= Daniel Sutherland Davidson =

American anthropologist

Daniel Sutherland Davidson (July 9, 1900—December 26, 1952) was an American anthropologist who also did important work among the Australian Aborigines in the 1930s.

==Life==
Davidson was born in Cohoes in New York in 1900, the son of a travelling salesman, Matthew H. Davidson and his wife Laura (Sutherland). He studied at the University of Pennsylvania graduating in 1923, and taking successively a Master's (1924) and Doctoral degree in anthropology (1928). He was appointed instructor at his alma mater, remaining there, apart from a brief stint at the University of Buffalo for the academic year 1932-1932, until 1946. He spent a year at the University of Oregon before accepting a professorship at the University of Washington where he taught until his untimely death three years later.

Davidson's initial research focused, under the direction of his mentor Frank Speck, on the eastern Algonquian, where he developed an archaeological approach.
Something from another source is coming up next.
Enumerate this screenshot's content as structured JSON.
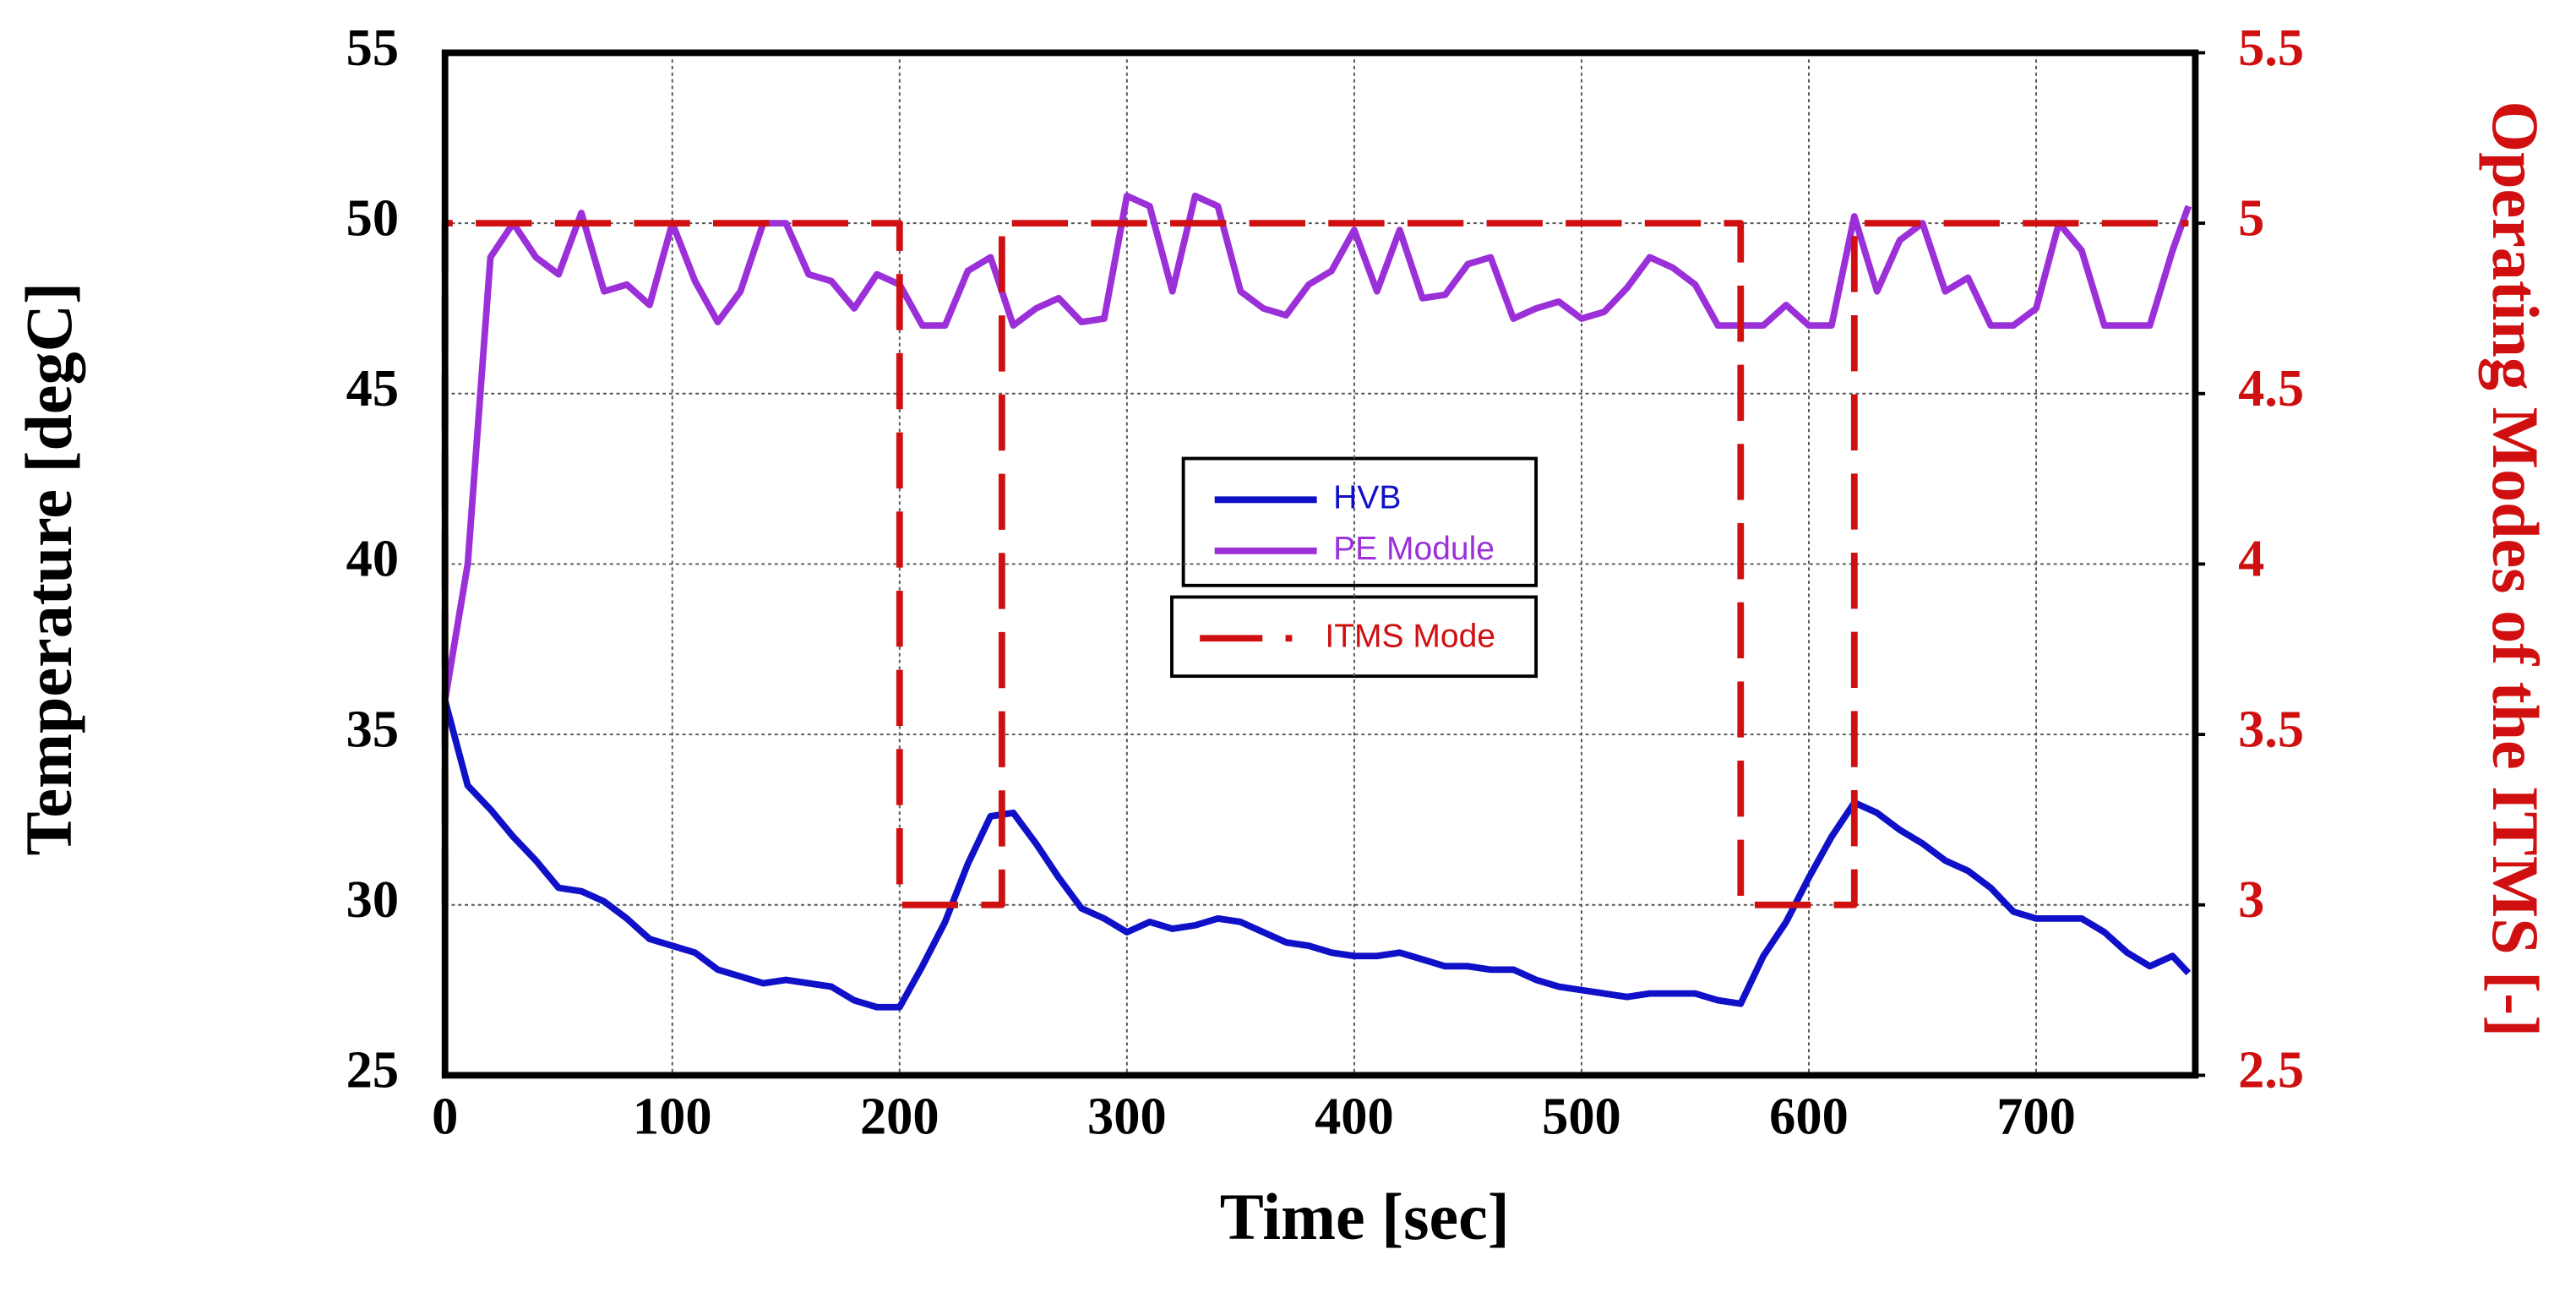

Already with his doctoral dissertation however his deep interest in the indigenous population of Australia emerged as he applied the diffusionist model of the age and area theory to antipodean ethnographical materials. His doctoral thesis The Chronological Aspects of Certain Australian Social Institutions as inferred from Geographical Distribution was subject to a scathing critique (Note: 'If the aim of anthropological investigation is to enable us to arrive at the same sort of understanding of the phenomena
of culture that other sciences give us of other phenomena, then such studies as this do not in any way serve their aim.') at the time by one of the major authorities on Australian ethnography, A. R. Radcliffe-Brown.

A grant from the American Philosophical Society enabled him to do fieldwork over nearly two years in northern Australia (1930-1931), followed up by a further stay in 1938–1939. Over this time, Davidson managed to gather a list of native vocabularies amounting to some 4200 words, collected from informants speaking 19 different languages of Western Australia. Much of this material has yet to receive close attention from researchers.

In 1938 he published A Preliminary Register of Australian Tribes and Hordes together with An Ethnic Map of Australia, a magisterial synthesis of his close sieving of the available ethnographic materials regarding Aboriginal groups. He followed this up with a monograph in 1941 on Australian tribal string figures, exhibiting a prestidigitator's mastery for replicating such designs which he had already demonstrated in a paper he had published in a 1927 paper on string figures among the Virginian Indians.